The tortures of the Spanish Inquisition hold dark lessons for our time
In the catacombs of the Bancroft Library, in a chilled, climate-controlled vault, is a 1,300-page document that tells the horrors of Manuel de Lucena’s life and death as a clandestine Jew during the Spanish Inquisition. In black ink on old parchment, scribes some 400 years ago penned the details of his lengthy imprisonment and his coerced testimony, along with the interrogation and torture of other Jews implicated in the investigation.
In the end, de Lucena and members of his family, and countless others, admitted their guilt and incriminated those they loved, and were then burned at the stake.

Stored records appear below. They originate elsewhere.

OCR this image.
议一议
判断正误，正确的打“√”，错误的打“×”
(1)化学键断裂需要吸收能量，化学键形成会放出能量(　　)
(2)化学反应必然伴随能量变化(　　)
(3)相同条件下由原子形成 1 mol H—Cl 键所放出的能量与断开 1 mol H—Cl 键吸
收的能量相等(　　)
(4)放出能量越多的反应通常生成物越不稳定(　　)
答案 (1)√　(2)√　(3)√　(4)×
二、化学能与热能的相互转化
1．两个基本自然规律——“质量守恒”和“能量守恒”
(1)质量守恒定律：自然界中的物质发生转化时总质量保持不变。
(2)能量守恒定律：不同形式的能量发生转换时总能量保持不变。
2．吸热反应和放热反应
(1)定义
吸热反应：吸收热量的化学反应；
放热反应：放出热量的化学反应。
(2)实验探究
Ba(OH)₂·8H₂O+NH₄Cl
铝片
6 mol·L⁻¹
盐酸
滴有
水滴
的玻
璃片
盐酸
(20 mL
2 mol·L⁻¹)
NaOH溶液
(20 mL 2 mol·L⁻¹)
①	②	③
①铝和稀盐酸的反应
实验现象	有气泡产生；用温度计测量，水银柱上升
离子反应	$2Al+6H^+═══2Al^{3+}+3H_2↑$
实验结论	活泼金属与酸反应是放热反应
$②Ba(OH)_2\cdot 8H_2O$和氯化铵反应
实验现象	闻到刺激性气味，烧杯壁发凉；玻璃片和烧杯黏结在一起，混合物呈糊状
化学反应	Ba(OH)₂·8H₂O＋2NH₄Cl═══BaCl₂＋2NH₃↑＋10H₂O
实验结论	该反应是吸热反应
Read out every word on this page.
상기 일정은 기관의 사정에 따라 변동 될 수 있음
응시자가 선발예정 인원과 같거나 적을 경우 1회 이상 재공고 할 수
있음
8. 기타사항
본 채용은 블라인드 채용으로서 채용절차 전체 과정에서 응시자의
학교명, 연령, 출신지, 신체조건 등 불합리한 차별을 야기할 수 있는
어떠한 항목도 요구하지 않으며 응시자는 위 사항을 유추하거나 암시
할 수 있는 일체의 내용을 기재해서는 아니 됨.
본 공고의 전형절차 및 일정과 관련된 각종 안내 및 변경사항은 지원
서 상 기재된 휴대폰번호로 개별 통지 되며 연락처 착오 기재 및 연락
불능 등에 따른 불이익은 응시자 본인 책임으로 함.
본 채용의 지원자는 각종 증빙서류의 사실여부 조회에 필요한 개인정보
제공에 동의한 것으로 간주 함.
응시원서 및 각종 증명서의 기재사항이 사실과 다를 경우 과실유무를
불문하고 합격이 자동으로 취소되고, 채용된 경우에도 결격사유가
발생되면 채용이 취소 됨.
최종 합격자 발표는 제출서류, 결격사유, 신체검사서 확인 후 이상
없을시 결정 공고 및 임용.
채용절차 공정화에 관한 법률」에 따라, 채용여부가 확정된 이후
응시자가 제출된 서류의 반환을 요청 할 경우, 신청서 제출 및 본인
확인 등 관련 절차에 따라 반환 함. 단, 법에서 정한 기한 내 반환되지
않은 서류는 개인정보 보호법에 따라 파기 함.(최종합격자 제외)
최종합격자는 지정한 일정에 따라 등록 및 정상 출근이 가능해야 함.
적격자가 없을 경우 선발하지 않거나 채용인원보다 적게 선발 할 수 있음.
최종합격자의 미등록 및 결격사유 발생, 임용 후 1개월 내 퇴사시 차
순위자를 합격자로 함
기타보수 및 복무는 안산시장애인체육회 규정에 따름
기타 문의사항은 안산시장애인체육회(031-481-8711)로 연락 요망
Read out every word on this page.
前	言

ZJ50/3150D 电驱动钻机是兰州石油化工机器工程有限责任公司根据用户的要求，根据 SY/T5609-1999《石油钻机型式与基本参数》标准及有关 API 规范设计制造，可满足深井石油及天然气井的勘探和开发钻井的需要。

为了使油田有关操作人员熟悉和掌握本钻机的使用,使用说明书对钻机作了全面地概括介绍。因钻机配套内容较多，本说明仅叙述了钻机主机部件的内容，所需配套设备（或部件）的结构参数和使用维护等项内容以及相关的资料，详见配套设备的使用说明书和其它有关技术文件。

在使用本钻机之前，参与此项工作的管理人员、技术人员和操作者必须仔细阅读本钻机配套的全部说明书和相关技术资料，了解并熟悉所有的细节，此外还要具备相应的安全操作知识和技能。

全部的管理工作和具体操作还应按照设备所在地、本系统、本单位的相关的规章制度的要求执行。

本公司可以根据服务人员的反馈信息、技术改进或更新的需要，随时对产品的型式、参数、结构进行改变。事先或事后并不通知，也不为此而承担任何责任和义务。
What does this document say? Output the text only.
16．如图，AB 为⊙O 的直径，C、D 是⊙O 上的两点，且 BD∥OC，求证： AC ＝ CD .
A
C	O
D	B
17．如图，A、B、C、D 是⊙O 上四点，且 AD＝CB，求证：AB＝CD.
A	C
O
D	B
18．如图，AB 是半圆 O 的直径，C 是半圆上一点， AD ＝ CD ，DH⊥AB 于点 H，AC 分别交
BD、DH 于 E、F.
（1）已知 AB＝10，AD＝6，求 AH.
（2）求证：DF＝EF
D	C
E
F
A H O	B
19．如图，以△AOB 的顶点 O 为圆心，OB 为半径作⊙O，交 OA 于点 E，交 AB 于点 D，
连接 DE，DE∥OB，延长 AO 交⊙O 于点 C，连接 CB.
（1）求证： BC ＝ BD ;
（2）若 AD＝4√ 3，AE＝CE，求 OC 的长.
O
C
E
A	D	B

This grim account is a central exhibit in a powerful new book by Ron E. Hassner, a UC Berkeley political scientist and scholar of the history of war. Anatomy of Torture (Cornell University Press, May 2022) is, in part, a telling of how the Roman Catholic Church, backed by Spanish King Ferdinand II and Queen Isabella I, used physical and psychological torture systematically to crush communities of Jews, Muslims, Protestants and others seen as heretics.
But Anatomy is also a story of the early 21st century — the time following the terror attacks of Sept. 11, 2001, and the subsequent invasion of Iraq, when a panicked and angry nation increasingly employed torture and justified its cruelty as essential for security.
In probing the practices of the Spanish Inquisition, Hassner makes a devastating argument against America’s use of torture four centuries later. In distilling that story, though, he comes to an understanding that is deeply disquieting and likely to provoke both proponents of torture and human rights advocates.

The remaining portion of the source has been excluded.